Controversies have always been seen to surround government deals. These have come across as exploitation of the country’s mineral resources in the bid for the government to support the country’s infrastructure development and debt repayments.
Until the Agyapa Royalties deal became contentious and suspicious, the Ghana Sino-hydro deal was the latest controversial deal involving Ghana’s mineral resources agreed upon by the then parliament.
After strong disagreement by Civil Society Organizations (CSOs) and sections of the public regarding the government’s push for a reassessment of the Agyapa deal by the 7th parliament of the Republic, the government intends to bring it back for reassessment in the 8th parliament.
The disagreement that surrounded the former push was on the grounds that the 7th Parliament was to blame for the controversial nature of the deal. And thus, lacked the moral grounds to supervise a reassessment.
Will this be Government’s last attempt on pushing the Agyapa deal through like the Sino-hydro deal?
This was at the time when the former Special Prosecutor, Martin Amidu, in his corruption risk assessment report to the President said, “…the process of the selection of the transaction advisor(s) disclosed a reasonable suspicion of bid-rigging and corruption activity including the potential for illicit financial flows and money laundering.”
Against this backdrop, the President of the Republic in his State of the Nation Address (SONA) yesterday, March 9, 2021 hinted that the government will come back to table before parliament, the way forward regarding the Agyapa Royalties deal.
“Mr. Speaker, let me, at this point, assure the House that, in the course of this session of Parliament, Government will come back to engage the House on the steps it intends to take on the future of the Agyapa transaction.”
The Sino hydro deal. takes the form of a bauxite-backed loan. While the Agyapa Royalties transaction involves the sale of Ghana’s rights to future gold royalties in perpetuity.
Controversies that shrouded Sino Hydro deal
Under the deal, the government of Ghana must repay $2 billion loans it agreed with Sino-hydro in 2018. The $2 billion Master Project Support Agreement (MSPA) has Sinohydro gain access to Ghana’s bauxite in exchange for rail, road, and bridge networks worth the loan amount.
However, there are still issues with clarity in the terms of the loan. Also, the non-involvement of communities that will be affected by the mining in meaningful discussions. Last year, reports by both the IMF and London-based Natural Resource Governance Institute (NRGI) warned the government of potential pitfalls that it could run into.
The IMF, in its report, raised doubts over the repayment schedule of the facility. The IMF warned that, since the loan repayment schedule required a rapid ramp-up of bauxite production and refining, the repayment may be fraught with difficulties and therefore could lead to loss of collateral.
Furthermore, the NRGI report recommended that the country’s rising debt levels feature as a major concern for a relook at the transaction. Although it had already been agreed upon.
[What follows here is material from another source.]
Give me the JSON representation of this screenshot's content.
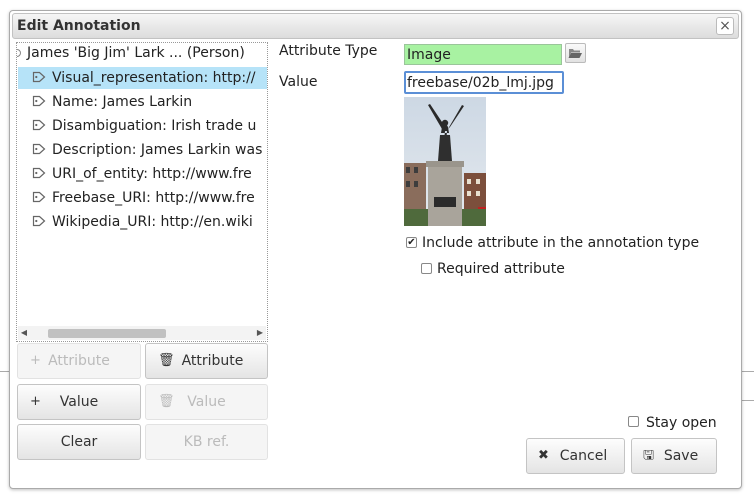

Controversies that shroud the Agyapa deal
Under the Agyapa Royalties transaction, Ghana intends to sell off its future receipts of gold royalties to a special corporate vehicle, Agyapa Royalties Company. As part of the deal, Ghana intends to own 51 percent of shares of the company. With the rest of the shares of the company listed on the London Stock exchange.
The government argues that, by selling off such a large share of the country’s future revenues, the government could raise $500 million in capital to service the growing debt levels by listing the remaining 49% of the shares.
However, there is doubts as to whether such a deal is in the best interest of the country. As the Ghanaian think tank, IMANI Africa has reasoned that the total value of shares up for sale which the government pegs at $1 billion is far less than the potential worth of the country’s gold royalties.
Also, the rush with which the deal, the then parliament approved, leaves room for doubts. This is due to the absence of transparency, probity and accountability . In addition to this, the Special Prosecutor’s report on the transaction weighs in on the potential issues of corruption that plagues the deal.
With all of these concerns in place, the call from the president for a return of discussions on the deal, given the dynamics of the 8th parliament may result in due diligence of the proposal than in the previous parliament or perhaps a repudiation of the deal entirely.